A 512-bit bus at 5.0 Gbps is 320 GB/s.
P = f*c*V^2
Since I don't know the capacitance or what other factors might go into calculating the memory bus/controller power.
This makes the (hopefully not too invalid) assumption that those factors are not wildly different.
P = V^2
Bus width*V^2 = an abstracted relative power unit PU
Code:
Width*V^2 PU BW PU/GBs
384*1.5^2 864 288 3
512*1.5^2 1152 384 3
512*1.35^2 933 320 2.92
384*1.6^2 983 336 2.93
512*1.6^2 1311 448 2.93
In this scenario, the density gain for an interface that is close to 2x as area efficient might be more important. The other constraints are a possible absolute power ceiling that makes the 512*6.0 or 7.0options unacceptable, and a refusal to regress in terms of bandwidth.
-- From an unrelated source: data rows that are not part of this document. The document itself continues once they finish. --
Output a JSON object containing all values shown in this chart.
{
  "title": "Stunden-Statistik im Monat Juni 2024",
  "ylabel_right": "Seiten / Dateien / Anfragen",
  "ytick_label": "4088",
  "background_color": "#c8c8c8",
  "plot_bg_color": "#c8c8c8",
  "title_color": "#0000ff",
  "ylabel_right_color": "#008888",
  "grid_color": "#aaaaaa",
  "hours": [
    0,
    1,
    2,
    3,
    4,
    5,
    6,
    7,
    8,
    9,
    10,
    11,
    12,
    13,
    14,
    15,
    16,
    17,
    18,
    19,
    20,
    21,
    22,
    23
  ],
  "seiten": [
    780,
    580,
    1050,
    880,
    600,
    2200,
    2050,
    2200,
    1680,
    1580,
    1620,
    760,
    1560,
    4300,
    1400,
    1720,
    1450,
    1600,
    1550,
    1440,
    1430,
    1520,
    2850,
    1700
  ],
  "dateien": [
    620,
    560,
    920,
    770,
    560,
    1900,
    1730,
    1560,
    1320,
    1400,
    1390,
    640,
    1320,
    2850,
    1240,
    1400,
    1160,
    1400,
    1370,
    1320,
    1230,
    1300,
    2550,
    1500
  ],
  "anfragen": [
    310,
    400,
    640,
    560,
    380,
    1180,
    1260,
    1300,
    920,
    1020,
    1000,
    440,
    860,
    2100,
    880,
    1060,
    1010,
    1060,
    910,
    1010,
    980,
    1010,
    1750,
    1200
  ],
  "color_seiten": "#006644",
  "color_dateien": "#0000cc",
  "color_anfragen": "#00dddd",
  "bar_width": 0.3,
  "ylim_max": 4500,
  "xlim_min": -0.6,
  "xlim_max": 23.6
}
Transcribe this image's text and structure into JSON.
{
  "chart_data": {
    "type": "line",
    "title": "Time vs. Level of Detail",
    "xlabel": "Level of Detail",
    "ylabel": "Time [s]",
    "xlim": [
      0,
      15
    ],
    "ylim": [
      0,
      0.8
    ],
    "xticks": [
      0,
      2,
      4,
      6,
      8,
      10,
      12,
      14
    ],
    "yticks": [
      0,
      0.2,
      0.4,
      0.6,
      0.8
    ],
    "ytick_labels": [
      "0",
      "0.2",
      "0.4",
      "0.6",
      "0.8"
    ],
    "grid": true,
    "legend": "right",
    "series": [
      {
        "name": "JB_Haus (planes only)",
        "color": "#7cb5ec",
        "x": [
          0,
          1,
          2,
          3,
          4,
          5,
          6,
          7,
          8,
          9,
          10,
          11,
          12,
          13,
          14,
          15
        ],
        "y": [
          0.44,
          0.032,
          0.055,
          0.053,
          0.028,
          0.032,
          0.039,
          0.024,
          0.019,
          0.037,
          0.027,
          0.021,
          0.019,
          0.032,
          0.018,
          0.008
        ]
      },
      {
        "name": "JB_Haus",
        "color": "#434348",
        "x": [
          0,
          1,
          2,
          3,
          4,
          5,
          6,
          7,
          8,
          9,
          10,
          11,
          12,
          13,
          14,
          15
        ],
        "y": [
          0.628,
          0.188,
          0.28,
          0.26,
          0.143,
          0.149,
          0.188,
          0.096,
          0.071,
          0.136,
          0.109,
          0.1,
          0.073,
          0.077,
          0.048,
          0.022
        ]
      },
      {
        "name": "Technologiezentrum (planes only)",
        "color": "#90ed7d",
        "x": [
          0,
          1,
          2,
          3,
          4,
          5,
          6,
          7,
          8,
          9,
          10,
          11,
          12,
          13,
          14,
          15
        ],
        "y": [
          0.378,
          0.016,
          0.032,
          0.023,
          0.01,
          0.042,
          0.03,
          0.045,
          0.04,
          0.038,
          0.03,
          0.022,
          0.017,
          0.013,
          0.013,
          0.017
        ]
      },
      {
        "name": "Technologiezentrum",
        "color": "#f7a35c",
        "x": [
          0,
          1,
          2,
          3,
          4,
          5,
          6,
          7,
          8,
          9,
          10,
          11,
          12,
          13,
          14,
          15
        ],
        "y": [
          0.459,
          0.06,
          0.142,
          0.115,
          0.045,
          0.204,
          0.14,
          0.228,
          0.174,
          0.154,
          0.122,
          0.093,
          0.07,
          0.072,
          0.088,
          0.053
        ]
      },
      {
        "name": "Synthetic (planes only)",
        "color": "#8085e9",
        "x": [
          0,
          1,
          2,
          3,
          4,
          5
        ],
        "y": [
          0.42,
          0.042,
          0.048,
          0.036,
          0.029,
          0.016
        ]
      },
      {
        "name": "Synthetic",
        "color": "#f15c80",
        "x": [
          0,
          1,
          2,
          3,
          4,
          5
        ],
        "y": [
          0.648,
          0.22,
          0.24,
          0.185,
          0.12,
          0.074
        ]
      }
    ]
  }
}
If we include a factor for clock speed differences, assuming a linear relationship.
P = speed relative to 6.0*PU
Code:
(6/6)*384*1.5^2 864 288 3
(6/6)*512*1.5^2 1152 384 3
(5/6)*512*1.35^2 778 320 2.4
(7/6)*384*1.6^2 1147 336 3.4
(7/6)*512*1.6^2 1529 448 3.4
Not knowing what changes on the GPU side, the area and power savings could be more noticeable if the latter hand-wavy math works out.
Since the rest of the chip is growing in size, any power savings or at power/perf savings would help, even if the peak memory capability is not a big improvement.
I'm curious if the drawbacks are the additional memory device costs and board complexity. Another thing might be the perimeter requirements, which might still be higher even though the overall PHY area is smaller.